One thing that disturbs me is how frightened everyone got about the whole thing. Wait: something like one ten-thousandth of a percent of our population was killed, and people were willing to change our entire way of life over this? Like, if I’m the patriarch of a clan of a million people, and ONE is killed, I’m going to disrupt and frighten the rest of my family to get the perp? This really doesn’t make sense to me. Other nations have dealt with terrorists without spending a trillion dollars, or (contributing to the killing of) a million citizens of a country that never attacked us.

And how powerful was Bin Laden, anyway? He got in one sneak punch on us. One. And we freaked out. And what has he done since? A single suicide bombing? No? Nothing? Hell, if he'd pulled off so much as a car bomb during the Xmas shopping season, he could have really hurt us. Nothing. For SIX YEARS. Does anyone believe he wouldn't have hurt us, if he could? And if you really believe that we’re “fighting them over there so we don’t have to fight them over here” do you really believe that terrorists don’t KNOW they aren’t hurting us as much in Iraq as they would be blowing shit up in New York? Don’t you think they’ve heard that slogan, and know that we’re “deliberately” drawing them away. Do you think they’re that stupid, that if they could reach us, they wouldn’t?

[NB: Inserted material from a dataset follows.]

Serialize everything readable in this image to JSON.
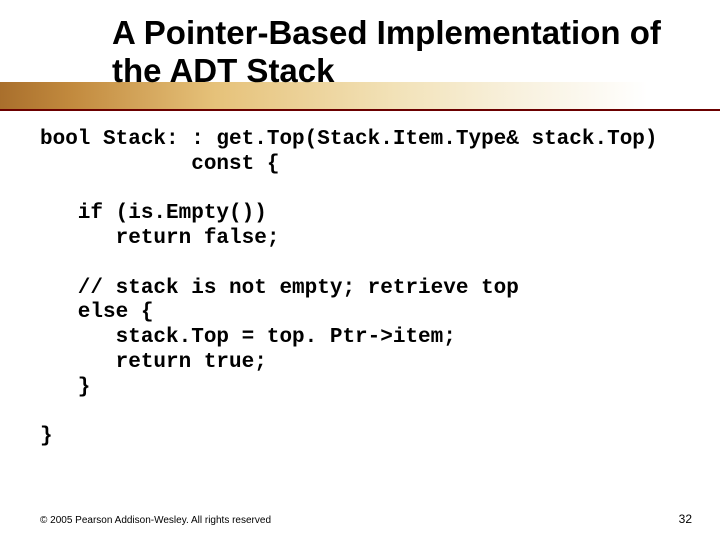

Maybe you do. But boy oh boy, if so, you see a very different world than I see. Frankly, I hope you’re right, because if you’re not, we’ve done one of the stupidest, most cowardly and evil things I’ve ever seen. And with the recent information about George Tenet, the head of the CIA warning Bush DIRECTLY that best information said Saddam had no WMDs...and that Bush discounted him. Now, let's assume that Bush had the best intentions, and was misled by his "superior" data. I have never seen any evidence or suggestion that Tenet's info was passed on to Congress. And unless it was, you CANNOT say that blame for the decision to go to war must be equally shared by the Senators and Congressmen who voted to give Bush that power. Even if you think he had the best of intentions, if you can't admit, by now, that the White House did not provide the American public and their representatives the information necessary to make an intelligent decision...then with all due respect, I suggest that that article about rigid neurology and Conservatism was hideously dead on target.